When he came in Bouba whispered to me that the big one was mine and I could do whatever I wanted with her: fuck her, sell her, throw her out the window. I didn’t want any part of it. It wasn’t in my job description. A month ago I would have considered her manna from heaven. (“On the day when they behold the scourge with which they are threatened, their life on earth will seem to them no longer than an hour. That is a warning. Shall any perish except the evil-doers?” Sura XLVI, 35.) But these days I’m on a diet. I’ve lost my taste for gimps, drunks, poetesses, what-the-cat-dragged-ins, sick of all those girls that nobody will take except bums and blacks. I want a normal girl with a conservative father and a bourgeois mother (both racist to the core), a real live normal girl, not a blow-up doll smashed on beer. Shit, I’ve got a thirst for a decent life. I am thirsty. The Gods are thirsty. Women are thirsty. Why not Negroes? The Negroes are thirsty.
The Big One was worse than a crushed cockroach on a Sunday night. She didn’t even see me; she flung open the fridge door and helped herself to a beer. Big, ugly and vulgar. (“Fighting is obligatory for you, much as you dislike it.” Sura II, 216.) Up above, Beelzebub is lying low. Very low!
Bouba started undressing the Little One and feeling up her breasts. The Big One had had time to put away three beers and still not notice me. I scrunched down in the bed. Bouba signalled me to take care of the Big One and went on feeling up the Little One. I was laying in wait for the Big One behind the eleventh beer. Then the ceiling came tumbling down with a tremendous crash. It had to happen sooner or later. Columns of pink smoke.
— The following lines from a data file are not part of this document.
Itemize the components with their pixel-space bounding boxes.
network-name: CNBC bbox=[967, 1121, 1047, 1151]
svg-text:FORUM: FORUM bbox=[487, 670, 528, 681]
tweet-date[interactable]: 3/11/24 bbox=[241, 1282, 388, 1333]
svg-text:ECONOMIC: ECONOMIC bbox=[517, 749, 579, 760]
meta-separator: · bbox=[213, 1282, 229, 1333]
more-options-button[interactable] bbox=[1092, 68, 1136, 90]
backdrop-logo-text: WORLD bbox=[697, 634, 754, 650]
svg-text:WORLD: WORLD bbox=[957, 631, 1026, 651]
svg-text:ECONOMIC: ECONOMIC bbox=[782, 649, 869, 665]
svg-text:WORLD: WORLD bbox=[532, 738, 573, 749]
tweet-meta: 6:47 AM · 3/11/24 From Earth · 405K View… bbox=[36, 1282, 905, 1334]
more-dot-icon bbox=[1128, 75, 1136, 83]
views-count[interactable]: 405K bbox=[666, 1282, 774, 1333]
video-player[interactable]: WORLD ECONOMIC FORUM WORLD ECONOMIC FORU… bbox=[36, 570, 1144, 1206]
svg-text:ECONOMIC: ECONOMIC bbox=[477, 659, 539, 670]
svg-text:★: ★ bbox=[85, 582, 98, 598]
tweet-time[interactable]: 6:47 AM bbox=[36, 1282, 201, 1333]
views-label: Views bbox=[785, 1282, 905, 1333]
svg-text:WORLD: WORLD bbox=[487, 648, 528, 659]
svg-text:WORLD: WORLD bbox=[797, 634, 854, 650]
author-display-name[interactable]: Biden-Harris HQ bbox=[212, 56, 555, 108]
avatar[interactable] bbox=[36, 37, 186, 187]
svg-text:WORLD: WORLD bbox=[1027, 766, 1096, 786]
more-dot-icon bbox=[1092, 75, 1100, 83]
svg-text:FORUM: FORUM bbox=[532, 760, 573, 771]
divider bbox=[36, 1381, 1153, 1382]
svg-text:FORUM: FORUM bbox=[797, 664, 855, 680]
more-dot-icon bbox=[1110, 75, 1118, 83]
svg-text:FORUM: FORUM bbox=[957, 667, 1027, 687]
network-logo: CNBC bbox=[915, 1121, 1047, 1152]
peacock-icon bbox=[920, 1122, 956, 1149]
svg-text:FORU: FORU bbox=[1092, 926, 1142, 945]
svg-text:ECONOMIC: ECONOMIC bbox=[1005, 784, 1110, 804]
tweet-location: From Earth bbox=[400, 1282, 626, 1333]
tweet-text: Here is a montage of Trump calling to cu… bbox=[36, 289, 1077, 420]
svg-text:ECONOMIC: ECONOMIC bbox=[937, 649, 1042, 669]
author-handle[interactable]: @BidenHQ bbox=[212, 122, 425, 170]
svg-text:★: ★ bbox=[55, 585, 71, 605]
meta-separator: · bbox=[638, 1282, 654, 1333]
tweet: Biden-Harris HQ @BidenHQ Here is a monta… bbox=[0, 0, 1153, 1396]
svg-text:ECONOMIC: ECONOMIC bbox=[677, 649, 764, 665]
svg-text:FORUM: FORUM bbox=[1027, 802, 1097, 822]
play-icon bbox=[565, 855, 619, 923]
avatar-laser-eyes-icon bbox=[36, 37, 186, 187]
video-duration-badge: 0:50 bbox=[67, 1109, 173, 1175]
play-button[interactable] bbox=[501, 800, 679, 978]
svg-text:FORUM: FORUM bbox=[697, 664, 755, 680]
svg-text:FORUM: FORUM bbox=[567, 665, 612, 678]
But we were spared the worst. Escaping death by inches. Beelzebub wasn’t lying low up there after all.
The Big One went and stood in the shower with all her clothes on and and started screaming at the top of her lungs. She was hungry. She went and cooked up some spaghetti. Soaking wet. I don’t know when I finally snapped. I didn’t stop screaming for over an hour. The police came. I fell asleep right afterwards. The next morning the girls were gone.